By “Royal instruction” to the Governor of Nova Scotia, the King of England declared that the French settlers (Acadians) would have peaceful possession of their land, provided they take the oath of allegiance to the Crown.

Ignoring the legalese, the “therefores,” “whereins” and the occasional “whereas,” this reference to the Acadian oath comes from an Act passed in 1759 by the Governor, Council and Assembly of Nova Scotia. The purpose of the Act appears to be manifold; but its main aim, eliminating any attempts by the Acadians to regain possession of land taken during the expulsion, was the main reason it was proclaimed.

At the same time, in the text of the Act, an obvious move was made to whitewash and excuse the expulsion of the Acadians. Hence the reference in the Act to the oath the Acadians were required to take.

The reason for proclaiming the 1759 Act is simply this: the Governor of Nova Scotia wanted to assure potential New England settlers that no legal actions by the Acadians to reclaim their land would be considered by the courts. In 1759 the province was ready and willing to receive thousands of settlers from New England and many concessions had been made – huge land grants and free transportation among them. The 1759 Act – an Act “for the quieting of possessions to the Protestant grantees of the lands formerly occupied by the French inhabitants, and for preventing vexations actions relating to the same” – was one more concession and an important one.

To further assure New Englanders contemplating settling here the Act proclaimed that “some doubts have arisen among the persons intending to settle the land concerning the title to said lands.” However, the Act concluded, the former French inhabitants “have not, nor ever had any legal right to the land” given to them by Crown of Great Britain and action to recover said lands will henceforth never be considered by the courts.

Baldly stated in the Act was the disputable claim that Nova Scotia had always belonged to the Crown of England, “both by priority of discovery, by ancient possession,” and by treaties between England and France.
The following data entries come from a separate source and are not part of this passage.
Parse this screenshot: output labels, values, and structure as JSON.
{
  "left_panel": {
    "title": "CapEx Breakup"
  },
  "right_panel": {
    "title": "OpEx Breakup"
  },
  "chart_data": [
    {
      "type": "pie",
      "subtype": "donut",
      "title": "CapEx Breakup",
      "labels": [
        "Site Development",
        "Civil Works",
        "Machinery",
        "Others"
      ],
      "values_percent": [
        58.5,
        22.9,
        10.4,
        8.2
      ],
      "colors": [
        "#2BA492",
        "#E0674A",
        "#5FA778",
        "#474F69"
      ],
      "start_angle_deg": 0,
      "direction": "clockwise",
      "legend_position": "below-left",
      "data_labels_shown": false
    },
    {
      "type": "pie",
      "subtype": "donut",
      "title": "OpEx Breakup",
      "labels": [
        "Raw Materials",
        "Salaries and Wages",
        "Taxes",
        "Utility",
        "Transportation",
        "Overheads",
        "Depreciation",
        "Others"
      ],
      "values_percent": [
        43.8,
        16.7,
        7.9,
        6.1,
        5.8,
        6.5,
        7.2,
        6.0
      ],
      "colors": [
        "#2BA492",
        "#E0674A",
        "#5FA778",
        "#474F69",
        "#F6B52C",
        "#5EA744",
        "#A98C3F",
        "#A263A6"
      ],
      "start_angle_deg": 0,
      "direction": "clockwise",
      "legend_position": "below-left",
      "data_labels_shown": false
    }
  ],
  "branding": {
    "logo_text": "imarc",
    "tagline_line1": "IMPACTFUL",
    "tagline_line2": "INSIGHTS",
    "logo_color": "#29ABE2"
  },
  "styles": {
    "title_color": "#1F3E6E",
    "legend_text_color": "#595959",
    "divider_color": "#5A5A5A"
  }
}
The ownership of Nova Scotia by priority of discovery and by ancient possession is nonsense. However, the treaty “concluded at Utrecht” with the French in 1713 did yield up the entire province to the Crown of Great Britain.

Another purpose of the 1759 Act was to explain why the expulsion took place; to whitewash the expulsion, in other words. According to the terms of the 1713 treaty, reads the Act, the Acadians were given 12 months to swear allegiance to the British Crown. That they did not and instead “began from time to time …. to aid and assist and support and join with His Majesty’s enemies,” justified their removal from the province.

This is an odd document. On one hand it is the Governor of Nova Scotia proclaiming an Act making it impossible for dispossessed Acadians to use legal means to regain land they once farmed. On the other hand it’s a history rewrite, a slanted, erroneous one at that, and an out-and-out smearing of the Acadians.